Wednesday, January 2, 2013

I know what God Looks Like

My daughter when she was about 7 told me casually one day:  "I know what God looks like".   "Oh," I said like one who has had a butterfly land on them and does not want to scare it away by to quickly moving, "what does God look like?"  She calmly described for me something that had happened when she was about three, a time when we were camping right down at the ocean's edge.  The water coming up to about two feet below us during the night, and then in the morning it was low tide and it was also foggy.  As we walked along in the fog we could find marvelous things: starfish and barnacles now exposed on big rocks,  little fish caught in tide pools, objects washed up in the night by waves.  There was a mysterious, magical and yes mystical nature to that moment.  And this moment was the one my daughter now described and then pronounced:  "That is what God looks like"  

There are parents somewhere who would have felt the need to explain that that was just "low tide", or to say that there was nothing to see, or to tell them instead about Jesus Christ, or Allah, or to otherwise deny or argue with their child's spiritual experience.  Who is to say that children do not see God more clearly, easily and with less distortion than adults?  For me it was important to simply validate her spiritual experience.  I simply said: "Yes that is what God looks like?"  She has grown up into a young woman who is confident of her relationship with The Holy Mystery and able to tune in to the Inner Voice.

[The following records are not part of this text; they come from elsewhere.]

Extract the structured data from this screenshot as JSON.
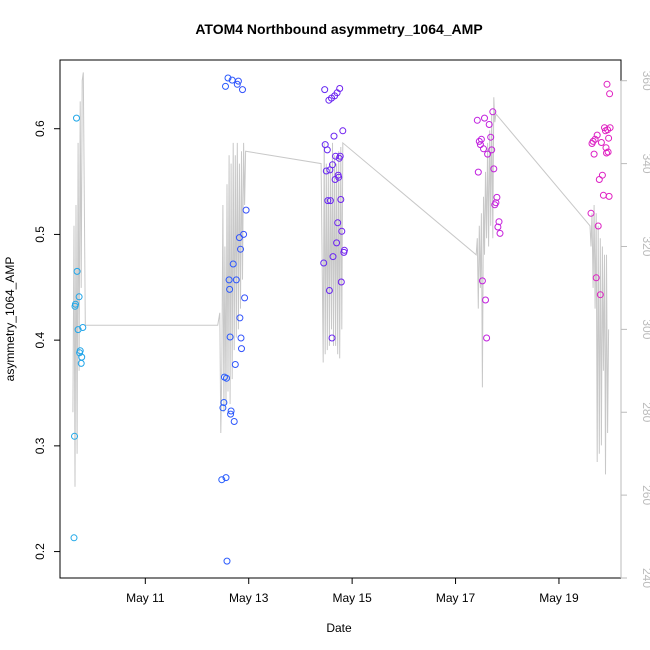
{
  "chart_data": {
    "type": "scatter",
    "title": "ATOM4 Northbound asymmetry_1064_AMP",
    "xlabel": "Date",
    "ylabel": "asymmetry_1064_AMP",
    "x_ticks": [
      "May 11",
      "May 13",
      "May 15",
      "May 17",
      "May 19"
    ],
    "y_ticks": [
      "0.2",
      "0.3",
      "0.4",
      "0.5",
      "0.6"
    ],
    "y2_ticks": [
      "240",
      "260",
      "280",
      "300",
      "320",
      "340",
      "360"
    ],
    "xlim_days": [
      9.35,
      20.2
    ],
    "ylim": [
      0.175,
      0.665
    ],
    "y2lim": [
      240,
      365
    ],
    "grid": false,
    "colors": {
      "point_gradient": [
        "#20a8e8",
        "#1e64ff",
        "#7020f0",
        "#c020e0",
        "#e020c0"
      ],
      "secondary_line": "#c8c8c8",
      "secondary_axis": "#bbbbbb"
    },
    "series": [
      {
        "values": [
          [
            9.62,
            0.213
          ],
          [
            9.63,
            0.309
          ],
          [
            9.64,
            0.432
          ],
          [
            9.65,
            0.434
          ],
          [
            9.67,
            0.61
          ],
          [
            9.68,
            0.465
          ],
          [
            9.7,
            0.41
          ],
          [
            9.72,
            0.441
          ],
          [
            9.73,
            0.388
          ],
          [
            9.74,
            0.39
          ],
          [
            9.76,
            0.378
          ],
          [
            9.77,
            0.384
          ],
          [
            9.79,
            0.412
          ],
          [
            12.48,
            0.268
          ],
          [
            12.5,
            0.336
          ],
          [
            12.52,
            0.341
          ],
          [
            12.53,
            0.365
          ],
          [
            12.55,
            0.64
          ],
          [
            12.56,
            0.27
          ],
          [
            12.57,
            0.364
          ],
          [
            12.58,
            0.191
          ],
          [
            12.6,
            0.648
          ],
          [
            12.62,
            0.457
          ],
          [
            12.63,
            0.448
          ],
          [
            12.64,
            0.403
          ],
          [
            12.65,
            0.33
          ],
          [
            12.66,
            0.333
          ],
          [
            12.68,
            0.646
          ],
          [
            12.7,
            0.472
          ],
          [
            12.72,
            0.323
          ],
          [
            12.74,
            0.377
          ],
          [
            12.76,
            0.457
          ],
          [
            12.78,
            0.642
          ],
          [
            12.8,
            0.645
          ],
          [
            12.82,
            0.497
          ],
          [
            12.83,
            0.421
          ],
          [
            12.84,
            0.486
          ],
          [
            12.85,
            0.402
          ],
          [
            12.86,
            0.392
          ],
          [
            12.88,
            0.637
          ],
          [
            12.9,
            0.5
          ],
          [
            12.92,
            0.44
          ],
          [
            12.95,
            0.523
          ],
          [
            14.45,
            0.473
          ],
          [
            14.47,
            0.637
          ],
          [
            14.48,
            0.585
          ],
          [
            14.5,
            0.56
          ],
          [
            14.52,
            0.58
          ],
          [
            14.53,
            0.532
          ],
          [
            14.55,
            0.627
          ],
          [
            14.56,
            0.447
          ],
          [
            14.57,
            0.561
          ],
          [
            14.58,
            0.532
          ],
          [
            14.6,
            0.629
          ],
          [
            14.61,
            0.402
          ],
          [
            14.62,
            0.566
          ],
          [
            14.63,
            0.479
          ],
          [
            14.65,
            0.593
          ],
          [
            14.66,
            0.631
          ],
          [
            14.67,
            0.552
          ],
          [
            14.68,
            0.574
          ],
          [
            14.7,
            0.492
          ],
          [
            14.71,
            0.634
          ],
          [
            14.72,
            0.511
          ],
          [
            14.73,
            0.556
          ],
          [
            14.74,
            0.554
          ],
          [
            14.75,
            0.572
          ],
          [
            14.76,
            0.638
          ],
          [
            14.77,
            0.574
          ],
          [
            14.78,
            0.533
          ],
          [
            14.79,
            0.455
          ],
          [
            14.8,
            0.503
          ],
          [
            14.82,
            0.598
          ],
          [
            14.84,
            0.483
          ],
          [
            14.85,
            0.485
          ],
          [
            17.42,
            0.608
          ],
          [
            17.44,
            0.559
          ],
          [
            17.46,
            0.588
          ],
          [
            17.48,
            0.585
          ],
          [
            17.5,
            0.59
          ],
          [
            17.52,
            0.456
          ],
          [
            17.54,
            0.581
          ],
          [
            17.56,
            0.61
          ],
          [
            17.58,
            0.438
          ],
          [
            17.6,
            0.402
          ],
          [
            17.62,
            0.576
          ],
          [
            17.65,
            0.604
          ],
          [
            17.68,
            0.592
          ],
          [
            17.7,
            0.58
          ],
          [
            17.72,
            0.616
          ],
          [
            17.74,
            0.562
          ],
          [
            17.76,
            0.528
          ],
          [
            17.78,
            0.53
          ],
          [
            17.8,
            0.535
          ],
          [
            17.82,
            0.507
          ],
          [
            17.84,
            0.512
          ],
          [
            17.86,
            0.501
          ],
          [
            19.62,
            0.52
          ],
          [
            19.64,
            0.586
          ],
          [
            19.66,
            0.588
          ],
          [
            19.68,
            0.576
          ],
          [
            19.7,
            0.59
          ],
          [
            19.72,
            0.459
          ],
          [
            19.74,
            0.594
          ],
          [
            19.76,
            0.508
          ],
          [
            19.78,
            0.552
          ],
          [
            19.8,
            0.443
          ],
          [
            19.82,
            0.587
          ],
          [
            19.84,
            0.556
          ],
          [
            19.86,
            0.537
          ],
          [
            19.88,
            0.601
          ],
          [
            19.9,
            0.598
          ],
          [
            19.91,
            0.582
          ],
          [
            19.92,
            0.577
          ],
          [
            19.93,
            0.642
          ],
          [
            19.94,
            0.599
          ],
          [
            19.95,
            0.578
          ],
          [
            19.96,
            0.591
          ],
          [
            19.97,
            0.536
          ],
          [
            19.98,
            0.633
          ],
          [
            19.99,
            0.601
          ]
        ]
      }
    ],
    "secondary_series": {
      "axis": "right",
      "values": [
        [
          9.6,
          280
        ],
        [
          9.62,
          325
        ],
        [
          9.64,
          262
        ],
        [
          9.66,
          330
        ],
        [
          9.68,
          270
        ],
        [
          9.7,
          345
        ],
        [
          9.72,
          290
        ],
        [
          9.74,
          355
        ],
        [
          9.76,
          310
        ],
        [
          9.78,
          360
        ],
        [
          9.8,
          362
        ],
        [
          9.84,
          301
        ],
        [
          12.4,
          301
        ],
        [
          12.44,
          304
        ],
        [
          12.46,
          275
        ],
        [
          12.48,
          290
        ],
        [
          12.5,
          330
        ],
        [
          12.52,
          280
        ],
        [
          12.54,
          320
        ],
        [
          12.56,
          282
        ],
        [
          12.58,
          335
        ],
        [
          12.6,
          285
        ],
        [
          12.62,
          342
        ],
        [
          12.64,
          282
        ],
        [
          12.66,
          340
        ],
        [
          12.68,
          288
        ],
        [
          12.7,
          345
        ],
        [
          12.72,
          295
        ],
        [
          12.74,
          342
        ],
        [
          12.76,
          298
        ],
        [
          12.78,
          345
        ],
        [
          12.8,
          300
        ],
        [
          12.82,
          340
        ],
        [
          12.84,
          305
        ],
        [
          12.86,
          343
        ],
        [
          12.88,
          312
        ],
        [
          12.9,
          345
        ],
        [
          12.92,
          330
        ],
        [
          12.94,
          343
        ],
        [
          14.4,
          340
        ],
        [
          14.44,
          292
        ],
        [
          14.46,
          345
        ],
        [
          14.48,
          294
        ],
        [
          14.5,
          340
        ],
        [
          14.52,
          295
        ],
        [
          14.54,
          338
        ],
        [
          14.56,
          296
        ],
        [
          14.58,
          340
        ],
        [
          14.6,
          300
        ],
        [
          14.62,
          345
        ],
        [
          14.64,
          296
        ],
        [
          14.66,
          342
        ],
        [
          14.68,
          296
        ],
        [
          14.7,
          340
        ],
        [
          14.72,
          294
        ],
        [
          14.74,
          343
        ],
        [
          14.76,
          293
        ],
        [
          14.78,
          344
        ],
        [
          14.8,
          300
        ],
        [
          14.82,
          345
        ],
        [
          17.4,
          318
        ],
        [
          17.42,
          322
        ],
        [
          17.44,
          305
        ],
        [
          17.46,
          325
        ],
        [
          17.48,
          310
        ],
        [
          17.5,
          328
        ],
        [
          17.52,
          286
        ],
        [
          17.54,
          332
        ],
        [
          17.56,
          318
        ],
        [
          17.58,
          338
        ],
        [
          17.6,
          322
        ],
        [
          17.62,
          345
        ],
        [
          17.64,
          320
        ],
        [
          17.66,
          348
        ],
        [
          17.68,
          325
        ],
        [
          17.7,
          352
        ],
        [
          17.72,
          322
        ],
        [
          17.74,
          356
        ],
        [
          17.76,
          350
        ],
        [
          17.78,
          352
        ],
        [
          19.6,
          325
        ],
        [
          19.62,
          320
        ],
        [
          19.64,
          328
        ],
        [
          19.66,
          310
        ],
        [
          19.68,
          330
        ],
        [
          19.7,
          305
        ],
        [
          19.72,
          328
        ],
        [
          19.74,
          268
        ],
        [
          19.76,
          325
        ],
        [
          19.78,
          270
        ],
        [
          19.8,
          322
        ],
        [
          19.82,
          272
        ],
        [
          19.84,
          320
        ],
        [
          19.86,
          290
        ],
        [
          19.88,
          318
        ],
        [
          19.9,
          265
        ],
        [
          19.92,
          318
        ],
        [
          19.94,
          275
        ],
        [
          19.96,
          300
        ]
      ]
    }
  }
}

I remember a client of mine who sees auras, telling me that when she was young she tried to describe this to her parents, and they made her feel so crazy for this that first she stopped telling them, and then she stopped noticing herself, till as an adult she had to work hard to reconnect to her ability to perceive spiritual energies.

How were your spiritual experiences or instincts responded to by adults around you?
How do you nurture the spirituality of children around you?
Do you believe that people of all ages can experience the Divine?
What if the Divine does not look the way we think that God should look?